The authors report data concerning the safety, effectiveness, and patterns of failure obtained in a Phase I/II study of stereotactic body radiotherapy (SBRT) for spinal metastatic tumors.

Methods.

Sixty-three cancer patients underwent near-simultaneous computed tomography–guided SBRT. Spinal magnetic resonance imaging was conducted at baseline and at each follow-up visit. The National Cancer Institute Common Toxicity Criteria 2.0 assessments were used to evaluate toxicity.

Results.

The median tumor volume of 74 spinal metastatic lesions was 37.4 cm3 (range 1.6–358 cm3). No neuropathy or myelopathy was observed during a median follow-up period of 21.3 months (range 0.9–49.6 months).
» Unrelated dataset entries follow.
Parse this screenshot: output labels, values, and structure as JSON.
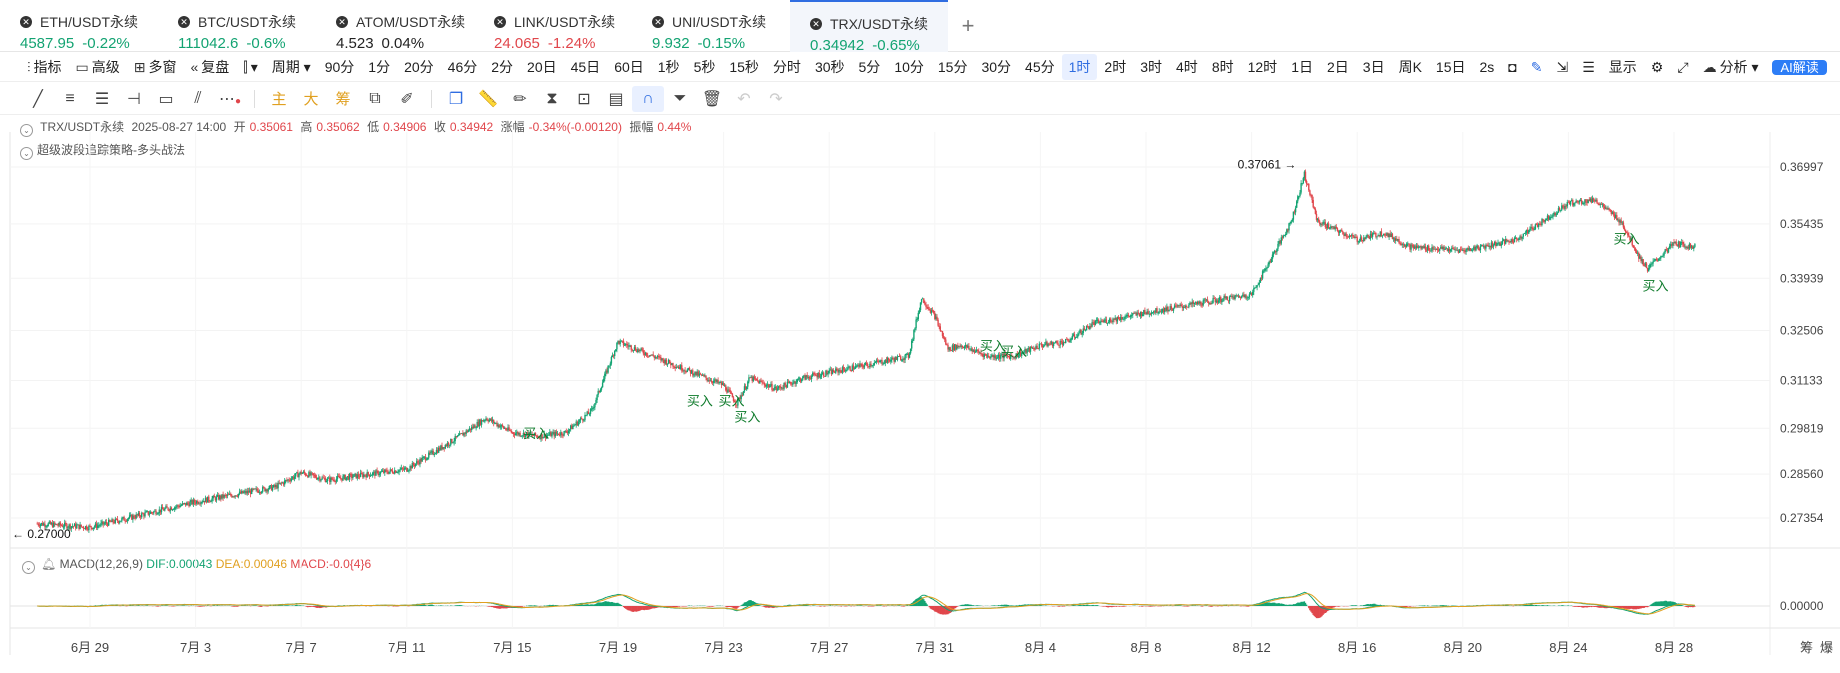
{
  "tabs": [
    {
      "symbol": "ETH/USDT永续",
      "price": "4587.95",
      "change": "-0.22%",
      "color": "green"
    },
    {
      "symbol": "BTC/USDT永续",
      "price": "111042.6",
      "change": "-0.6%",
      "color": "green"
    },
    {
      "symbol": "ATOM/USDT永续",
      "price": "4.523",
      "change": "0.04%",
      "color": "dark"
    },
    {
      "symbol": "LINK/USDT永续",
      "price": "24.065",
      "change": "-1.24%",
      "color": "red"
    },
    {
      "symbol": "UNI/USDT永续",
      "price": "9.932",
      "change": "-0.15%",
      "color": "green"
    },
    {
      "symbol": "TRX/USDT永续",
      "price": "0.34942",
      "change": "-0.65%",
      "color": "green"
    }
  ],
  "toolbar": {
    "indicator": "指标",
    "advanced": "高级",
    "multi": "多窗",
    "replay": "复盘",
    "period": "周期",
    "intervals": [
      "90分",
      "1分",
      "20分",
      "46分",
      "2分",
      "20日",
      "45日",
      "60日",
      "1秒",
      "5秒",
      "15秒",
      "分时",
      "30秒",
      "5分",
      "10分",
      "15分",
      "30分",
      "45分",
      "1时",
      "2时",
      "3时",
      "4时",
      "8时",
      "12时",
      "1日",
      "2日",
      "3日",
      "周K",
      "15日"
    ],
    "selected_interval": "1时",
    "refresh": "2s",
    "display": "显示",
    "analysis": "分析",
    "ai": "AI解读"
  },
  "draw_tools": {
    "main": "主",
    "big": "大",
    "chips": "筹"
  },
  "info": {
    "symbol": "TRX/USDT永续",
    "datetime": "2025-08-27 14:00",
    "open_label": "开",
    "open": "0.35061",
    "high_label": "高",
    "high": "0.35062",
    "low_label": "低",
    "low": "0.34906",
    "close_label": "收",
    "close": "0.34942",
    "chg_label": "涨幅",
    "chg": "-0.34%(-0.00120)",
    "amp_label": "振幅",
    "amp": "0.44%",
    "strategy": "超级波段追踪策略-多头战法"
  },
  "macd": {
    "label": "MACD(12,26,9)",
    "dif": "DIF:0.00043",
    "dea": "DEA:0.00046",
    "macd": "MACD:-0.0{4}6",
    "zero_label": "0.00000"
  },
  "chart_data": {
    "type": "candlestick",
    "y_ticks": [
      0.36997,
      0.35435,
      0.33939,
      0.32506,
      0.31133,
      0.29819,
      0.2856,
      0.27354
    ],
    "y_tick_labels": [
      "0.36997",
      "0.35435",
      "0.33939",
      "0.32506",
      "0.31133",
      "0.29819",
      "0.28560",
      "0.27354"
    ],
    "x_tick_labels": [
      "6月 29",
      "7月 3",
      "7月 7",
      "7月 11",
      "7月 15",
      "7月 19",
      "7月 23",
      "7月 27",
      "7月 31",
      "8月 4",
      "8月 8",
      "8月 12",
      "8月 16",
      "8月 20",
      "8月 24",
      "8月 28"
    ],
    "x_tick_days": [
      2,
      6,
      10,
      14,
      18,
      22,
      26,
      30,
      34,
      38,
      42,
      46,
      50,
      54,
      58,
      62
    ],
    "price_path": [
      [
        0,
        0.272
      ],
      [
        2,
        0.271
      ],
      [
        6,
        0.278
      ],
      [
        9,
        0.282
      ],
      [
        10,
        0.286
      ],
      [
        11,
        0.284
      ],
      [
        14,
        0.287
      ],
      [
        16,
        0.296
      ],
      [
        17,
        0.301
      ],
      [
        18,
        0.297
      ],
      [
        19,
        0.296
      ],
      [
        20,
        0.297
      ],
      [
        21,
        0.303
      ],
      [
        22,
        0.322
      ],
      [
        24,
        0.316
      ],
      [
        26,
        0.31
      ],
      [
        26.5,
        0.305
      ],
      [
        27,
        0.312
      ],
      [
        28,
        0.309
      ],
      [
        29,
        0.312
      ],
      [
        33,
        0.318
      ],
      [
        33.5,
        0.334
      ],
      [
        34,
        0.329
      ],
      [
        34.5,
        0.32
      ],
      [
        35,
        0.321
      ],
      [
        36,
        0.318
      ],
      [
        37,
        0.318
      ],
      [
        38,
        0.321
      ],
      [
        39,
        0.322
      ],
      [
        40,
        0.327
      ],
      [
        42,
        0.33
      ],
      [
        46,
        0.335
      ],
      [
        47.5,
        0.355
      ],
      [
        48,
        0.368
      ],
      [
        48.5,
        0.355
      ],
      [
        50,
        0.35
      ],
      [
        51,
        0.352
      ],
      [
        52,
        0.348
      ],
      [
        54,
        0.347
      ],
      [
        56,
        0.35
      ],
      [
        57,
        0.355
      ],
      [
        58,
        0.36
      ],
      [
        59,
        0.361
      ],
      [
        60,
        0.355
      ],
      [
        60.7,
        0.345
      ],
      [
        61,
        0.342
      ],
      [
        62,
        0.349
      ],
      [
        62.8,
        0.348
      ]
    ],
    "annotations": {
      "max": "0.37061",
      "min": "0.27000",
      "buy_label": "买入",
      "buy_signals": [
        [
          18.9,
          0.2955
        ],
        [
          25.1,
          0.3045
        ],
        [
          26.3,
          0.3045
        ],
        [
          26.9,
          0.3
        ],
        [
          36.2,
          0.3195
        ],
        [
          37.0,
          0.318
        ],
        [
          60.2,
          0.349
        ],
        [
          61.3,
          0.336
        ]
      ]
    }
  },
  "corner": {
    "a": "筹",
    "b": "爆"
  }
}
The actuarial 1-year tumor progression–free incidence was 84% for all tumors. Pattern-of-failure analysis showed two primary mechanisms of failure: 1) recurrence in the bone adjacent to the site of previous treatment, and 2) recurrence in the epidural space adjacent to the spinal cord. Grade 3 or 4 toxicities were limited to acute Grade 3 nausea, vomiting, and diarrhea (one case); Grade 3 dysphagia and trismus (one case); and Grade 3 noncardiac chest pain (one case). There was no subacute or late Grade 3 or 4 toxicity.

Conclusions.

Analysis of the data obtained in the present study supports the safety and effectiveness of SBRT in cases of spinal metastatic cancer. The authors consider it prudent to routinely treat the pedicles and posterior elements using a wide bone margin posterior to the diseased vertebrae because of the possible direct extension into these structures. For patients without a history of radiotherapy, more liberal spinal cord dose constraints than those used in this study could be applied to help reduce failures in the epidural space.